Las ganas de triunfo de Víctor Puerto fueron la nota destacada de la tarde. Este detalle puede parecer evidente, porque lo menos que puede tener un torero son ganas de triunfo. La realidad demuestra que no siempre es así. Ayer mismo, sus compañeros de terna dejaron entrever pocas ganas de triunfo. Finito y Caballero no se dieron ninguna coba ante sus mansos y tiraron por la calle de enmedio.

El mérito de Puerto es que aprovechó al que medio embistió y se montó encima del bulto sospechoso que cerró plaza. Dos orejas cortadas con el corazón y la espada. Un triunfo de un torero responsable y que sabía que estaba toreando en La Maestranza.

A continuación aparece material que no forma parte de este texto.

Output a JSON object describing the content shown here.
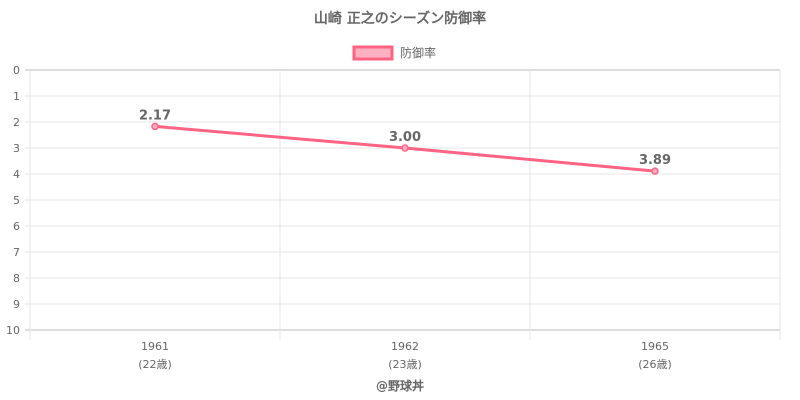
{
  "chart_data": {
    "type": "line",
    "title": "山崎 正之のシーズン防御率",
    "categories": [
      "1961",
      "1962",
      "1965"
    ],
    "category_sublabels": [
      "(22歳)",
      "(23歳)",
      "(26歳)"
    ],
    "series": [
      {
        "name": "防御率",
        "values": [
          2.17,
          3.0,
          3.89
        ],
        "data_labels": [
          "2.17",
          "3.00",
          "3.89"
        ]
      }
    ],
    "ylim": [
      0,
      10
    ],
    "y_reversed": true,
    "yticks": [
      "0",
      "1",
      "2",
      "3",
      "4",
      "5",
      "6",
      "7",
      "8",
      "9",
      "10"
    ],
    "grid": true,
    "legend": "top",
    "colors": {
      "line": "#ff6384",
      "fill": "#ffb1c1"
    },
    "footer": "@野球丼"
  }
}
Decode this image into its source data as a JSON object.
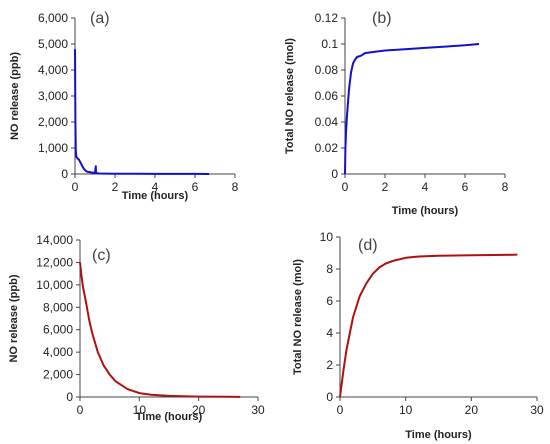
{
  "chart_data": [
    {
      "type": "line",
      "panel_label": "(a)",
      "xlabel": "Time  (hours)",
      "ylabel": "NO  release  (ppb)",
      "xlim": [
        0,
        8
      ],
      "ylim": [
        0,
        6000
      ],
      "xticks": [
        "0",
        "2",
        "4",
        "6",
        "8"
      ],
      "yticks": [
        "0",
        "1,000",
        "2,000",
        "3,000",
        "4,000",
        "5,000",
        "6,000"
      ],
      "color": "#1010d0",
      "series": [
        {
          "x": [
            0,
            0.02,
            0.04,
            0.06,
            0.08,
            0.1,
            0.12,
            0.15,
            0.2,
            0.3,
            0.4,
            0.5,
            0.6,
            0.8,
            1.0,
            1.04,
            1.05,
            1.1,
            1.2,
            1.5,
            2,
            3,
            4,
            5,
            6,
            6.7
          ],
          "y": [
            4800,
            2000,
            900,
            700,
            650,
            620,
            600,
            580,
            550,
            400,
            250,
            150,
            90,
            60,
            40,
            300,
            40,
            25,
            20,
            15,
            10,
            8,
            5,
            3,
            2,
            0
          ]
        }
      ]
    },
    {
      "type": "line",
      "panel_label": "(b)",
      "xlabel": "Time  (hours)",
      "ylabel": "Total  NO  release  (mol)",
      "xlim": [
        0,
        8
      ],
      "ylim": [
        0,
        0.12
      ],
      "xticks": [
        "0",
        "2",
        "4",
        "6",
        "8"
      ],
      "yticks": [
        "0",
        "0.02",
        "0.04",
        "0.06",
        "0.08",
        "0.1",
        "0.12"
      ],
      "color": "#1010d0",
      "series": [
        {
          "x": [
            0,
            0.02,
            0.05,
            0.1,
            0.15,
            0.2,
            0.3,
            0.4,
            0.5,
            0.6,
            0.8,
            1.0,
            1.5,
            2,
            3,
            4,
            5,
            6,
            6.7
          ],
          "y": [
            0,
            0.02,
            0.032,
            0.045,
            0.055,
            0.065,
            0.078,
            0.085,
            0.088,
            0.09,
            0.091,
            0.093,
            0.094,
            0.095,
            0.096,
            0.097,
            0.098,
            0.099,
            0.1
          ]
        }
      ]
    },
    {
      "type": "line",
      "panel_label": "(c)",
      "xlabel": "Time  (hours)",
      "ylabel": "NO  release  (ppb)",
      "xlim": [
        0,
        30
      ],
      "ylim": [
        0,
        14000
      ],
      "xticks": [
        "0",
        "10",
        "20",
        "30"
      ],
      "yticks": [
        "0",
        "2,000",
        "4,000",
        "6,000",
        "8,000",
        "10,000",
        "12,000",
        "14,000"
      ],
      "color": "#b01010",
      "series": [
        {
          "x": [
            0,
            0.2,
            0.5,
            1,
            1.5,
            2,
            3,
            4,
            5,
            6,
            8,
            10,
            12,
            15,
            20,
            25,
            27
          ],
          "y": [
            12000,
            11000,
            9800,
            8500,
            7000,
            5800,
            4000,
            2800,
            2000,
            1400,
            700,
            350,
            200,
            100,
            40,
            20,
            10
          ]
        }
      ]
    },
    {
      "type": "line",
      "panel_label": "(d)",
      "xlabel": "Time  (hours)",
      "ylabel": "Total  NO  release  (mol)",
      "xlim": [
        0,
        30
      ],
      "ylim": [
        0,
        10
      ],
      "xticks": [
        "0",
        "10",
        "20",
        "30"
      ],
      "yticks": [
        "0",
        "2",
        "4",
        "6",
        "8",
        "10"
      ],
      "color": "#b01010",
      "series": [
        {
          "x": [
            0,
            0.5,
            1,
            2,
            3,
            4,
            5,
            6,
            7,
            8,
            10,
            12,
            15,
            20,
            25,
            27
          ],
          "y": [
            0,
            1.6,
            3.0,
            5.0,
            6.3,
            7.1,
            7.7,
            8.1,
            8.35,
            8.5,
            8.7,
            8.78,
            8.83,
            8.86,
            8.88,
            8.9
          ]
        }
      ]
    }
  ]
}
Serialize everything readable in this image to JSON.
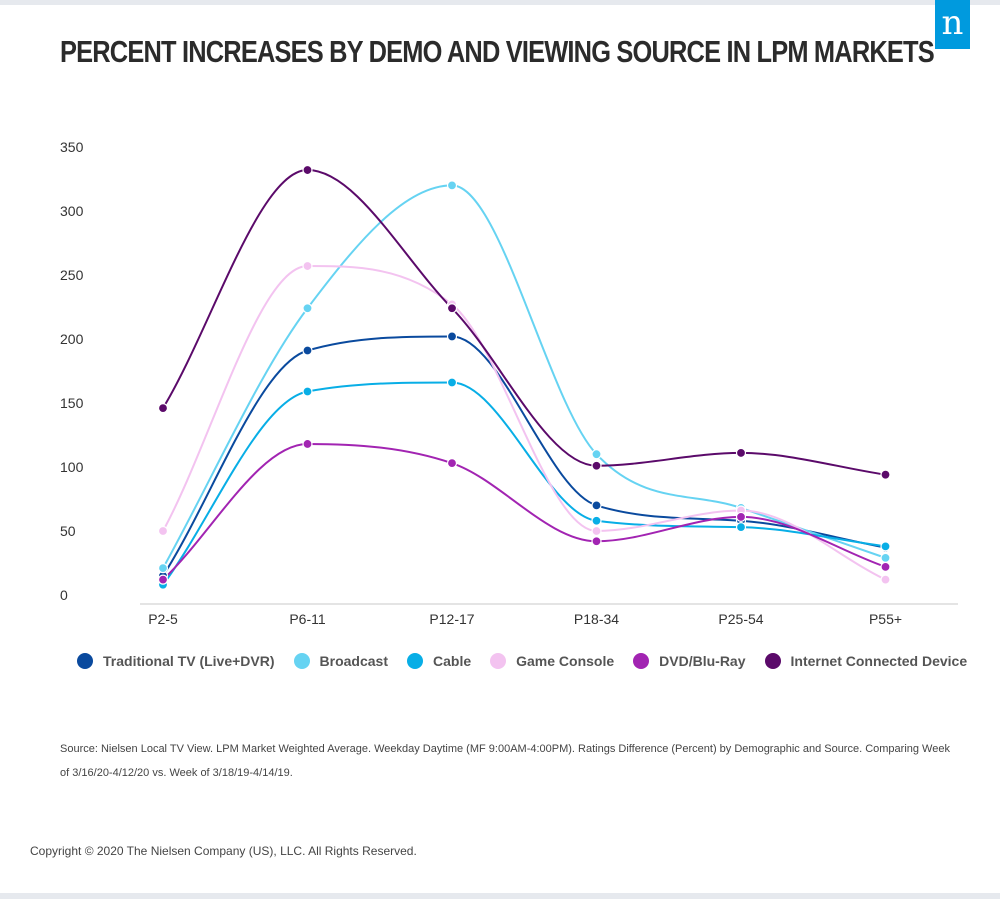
{
  "logo": {
    "glyph": "n",
    "color": "#009ade"
  },
  "title": "PERCENT INCREASES BY DEMO AND VIEWING SOURCE IN LPM MARKETS",
  "chart_data": {
    "type": "line",
    "categories": [
      "P2-5",
      "P6-11",
      "P12-17",
      "P18-34",
      "P25-54",
      "P55+"
    ],
    "ylim": [
      0,
      350
    ],
    "yticks": [
      0,
      50,
      100,
      150,
      200,
      250,
      300,
      350
    ],
    "grid": false,
    "legend_position": "bottom",
    "series": [
      {
        "name": "Traditional TV (Live+DVR)",
        "color": "#0a4a9e",
        "values": [
          15,
          191,
          202,
          70,
          58,
          37
        ]
      },
      {
        "name": "Broadcast",
        "color": "#66d3f2",
        "values": [
          21,
          224,
          320,
          110,
          68,
          29
        ]
      },
      {
        "name": "Cable",
        "color": "#08aee6",
        "values": [
          8,
          159,
          166,
          58,
          53,
          38
        ]
      },
      {
        "name": "Game Console",
        "color": "#f3c3f0",
        "values": [
          50,
          257,
          227,
          50,
          66,
          12
        ]
      },
      {
        "name": "DVD/Blu-Ray",
        "color": "#a224b2",
        "values": [
          12,
          118,
          103,
          42,
          61,
          22
        ]
      },
      {
        "name": "Internet Connected Device",
        "color": "#5b0a6a",
        "values": [
          146,
          332,
          224,
          101,
          111,
          94
        ]
      }
    ]
  },
  "source_note": "Source: Nielsen Local TV View. LPM Market Weighted Average. Weekday Daytime (MF 9:00AM-4:00PM). Ratings Difference (Percent) by Demographic and Source. Comparing Week of 3/16/20-4/12/20 vs. Week of 3/18/19-4/14/19.",
  "copyright": "Copyright © 2020 The Nielsen Company (US), LLC. All Rights Reserved."
}
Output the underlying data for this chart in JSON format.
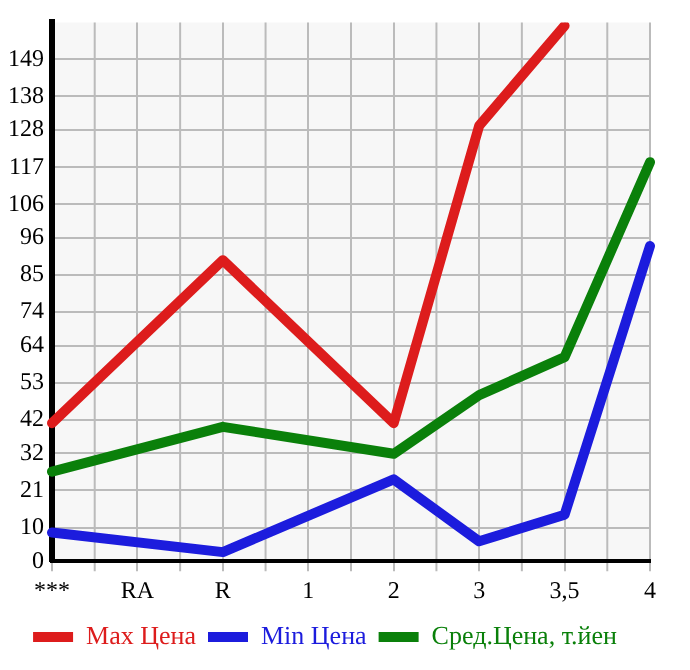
{
  "chart_data": {
    "type": "line",
    "categories": [
      "***",
      "RA",
      "R",
      "1",
      "2",
      "3",
      "3,5",
      "4"
    ],
    "series": [
      {
        "name": "Max Цена",
        "color": "#dd1c1c",
        "values": [
          41,
          null,
          89.4,
          null,
          41,
          129.3,
          159,
          null
        ]
      },
      {
        "name": "Min Цена",
        "color": "#1c1cdd",
        "values": [
          8.5,
          null,
          2.7,
          null,
          24.3,
          5.9,
          13.8,
          93.6
        ]
      },
      {
        "name": "Сред.Цена, т.йен",
        "color": "#0a800a",
        "values": [
          26.6,
          null,
          39.9,
          null,
          31.9,
          49.3,
          60.6,
          118.5
        ]
      }
    ],
    "ylim": [
      0,
      160
    ],
    "yticks": [
      0,
      10,
      21,
      32,
      42,
      53,
      64,
      74,
      85,
      96,
      106,
      117,
      128,
      138,
      149
    ],
    "grid": true,
    "legend": "bottom",
    "marker": "none",
    "line_style": "solid"
  }
}
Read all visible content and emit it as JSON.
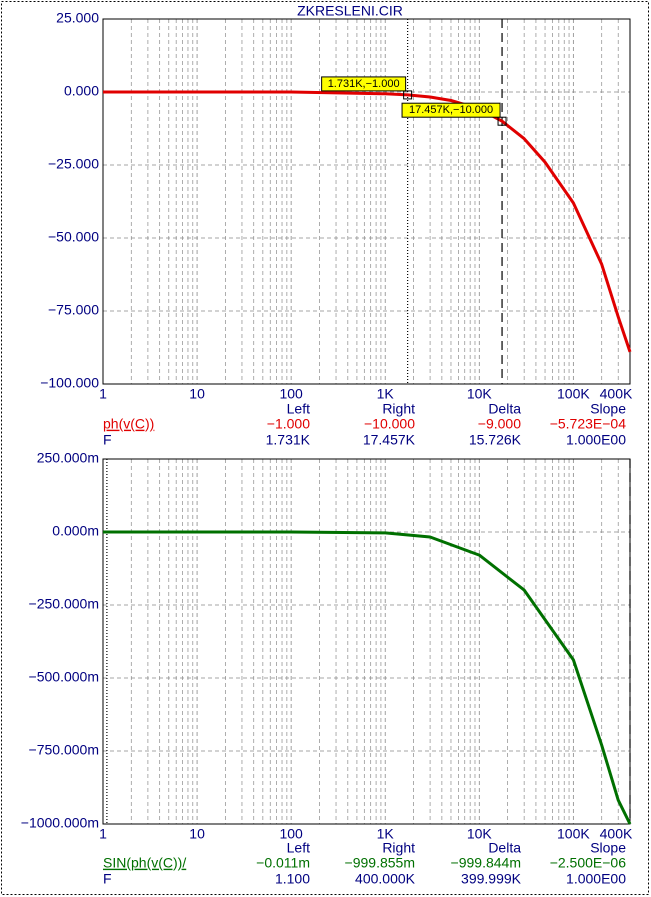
{
  "chart_data": [
    {
      "type": "line",
      "title": "ZKRESLENI.CIR",
      "xscale": "log",
      "x": [
        1,
        10,
        100,
        1000,
        1731,
        3000,
        5000,
        10000,
        17457,
        30000,
        50000,
        100000,
        200000,
        300000,
        400000
      ],
      "series": [
        {
          "name": "ph(v(C))",
          "color": "#e00000",
          "values": [
            0,
            0,
            0,
            -0.6,
            -1,
            -1.7,
            -2.9,
            -5.8,
            -10,
            -16,
            -24,
            -38,
            -59,
            -77,
            -89
          ]
        }
      ],
      "xlim": [
        1,
        400000
      ],
      "xticks": [
        1,
        10,
        100,
        {
          "value": 1000,
          "label": "1K"
        },
        {
          "value": 10000,
          "label": "10K"
        },
        {
          "value": 100000,
          "label": "100K"
        },
        {
          "value": 400000,
          "label": "400K"
        }
      ],
      "ylim": [
        -100,
        25
      ],
      "yticks": [
        {
          "value": 25,
          "label": "25.000"
        },
        {
          "value": 0,
          "label": "0.000"
        },
        {
          "value": -25,
          "label": "−25.000"
        },
        {
          "value": -50,
          "label": "−50.000"
        },
        {
          "value": -75,
          "label": "−75.000"
        },
        {
          "value": -100,
          "label": "−100.000"
        }
      ],
      "grid": true,
      "cursors": [
        1731,
        17457
      ],
      "annotations": [
        {
          "x": 1731,
          "y": -1,
          "label": "1.731K,−1.000"
        },
        {
          "x": 17457,
          "y": -10,
          "label": "17.457K,−10.000"
        }
      ],
      "cursor_table": {
        "columns": [
          "Left",
          "Right",
          "Delta",
          "Slope"
        ],
        "rows": [
          {
            "label": "ph(v(C))",
            "color": "#e00000",
            "cells": [
              "−1.000",
              "−10.000",
              "−9.000",
              "−5.723E−04"
            ]
          },
          {
            "label": "F",
            "color": "#000080",
            "cells": [
              "1.731K",
              "17.457K",
              "15.726K",
              "1.000E00"
            ]
          }
        ]
      }
    },
    {
      "type": "line",
      "xscale": "log",
      "x": [
        1,
        10,
        100,
        1000,
        3000,
        10000,
        30000,
        50000,
        100000,
        200000,
        300000,
        400000
      ],
      "series": [
        {
          "name": "SIN(ph(v(C))/",
          "color": "#007000",
          "values": [
            0,
            0,
            0,
            -3,
            -17,
            -79,
            -199,
            -300,
            -438,
            -730,
            -918,
            -999.855
          ]
        }
      ],
      "xlim": [
        1,
        400000
      ],
      "xticks": [
        1,
        10,
        100,
        {
          "value": 1000,
          "label": "1K"
        },
        {
          "value": 10000,
          "label": "10K"
        },
        {
          "value": 100000,
          "label": "100K"
        },
        {
          "value": 400000,
          "label": "400K"
        }
      ],
      "ylim": [
        -1000,
        250
      ],
      "yticks": [
        {
          "value": 250,
          "label": "250.000m"
        },
        {
          "value": 0,
          "label": "0.000m"
        },
        {
          "value": -250,
          "label": "−250.000m"
        },
        {
          "value": -500,
          "label": "−500.000m"
        },
        {
          "value": -750,
          "label": "−750.000m"
        },
        {
          "value": -1000,
          "label": "−1000.000m"
        }
      ],
      "grid": true,
      "cursors": [
        1.1,
        400000
      ],
      "cursor_table": {
        "columns": [
          "Left",
          "Right",
          "Delta",
          "Slope"
        ],
        "rows": [
          {
            "label": "SIN(ph(v(C))/",
            "color": "#007000",
            "cells": [
              "−0.011m",
              "−999.855m",
              "−999.844m",
              "−2.500E−06"
            ]
          },
          {
            "label": "F",
            "color": "#000080",
            "cells": [
              "1.100",
              "400.000K",
              "399.999K",
              "1.000E00"
            ]
          }
        ]
      }
    }
  ]
}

La corrida de Gavira siguió por los mismos cauces de falta de raza y bravura que domina a la mayoría de las ganaderías. Si el día anterior se sufrió una corrida de lástima, la de Gavira fue similar; incluso fue más mansa.

Sólo Víctor Puerto emergió entre la mansedumbre. Su actitud permanente en quites, en los lances de recibo al tercero y el talento para saber darle a cada toro lo que merecía, fue encomiable. El tercero exhibió cierta nobleza, aunque no repitió sus embestidas. A base de un valor sereno, Puerto fue desgranando muletazos sobre la derecha en los que arrastró la muleta por el albero con temple. Con talento, supo improvisar cuando el toro se paró para engarzar circulares, siempre bien recibidos, para acabar con naturales de buen sabor. La guinda fue una buena estocada y la oreja el premio justo.

La oreja del sexto la arrancó por narices. El toro era una mole de cerca de 600 kilos de mansedumbre y de poca raza. Puerto fue consciente de que había que torearlo en su terreno y se metió entre los pitones en un alarde de aguante y valor. Más que pases limpios, hubo emoción por la cercanía. Algunos de pecho fueron de hermoso trazo. Por encima de todo, las enormes ganas y la honestidad de un hombre vestido de luces. La oreja llegó por su tremenda entrega.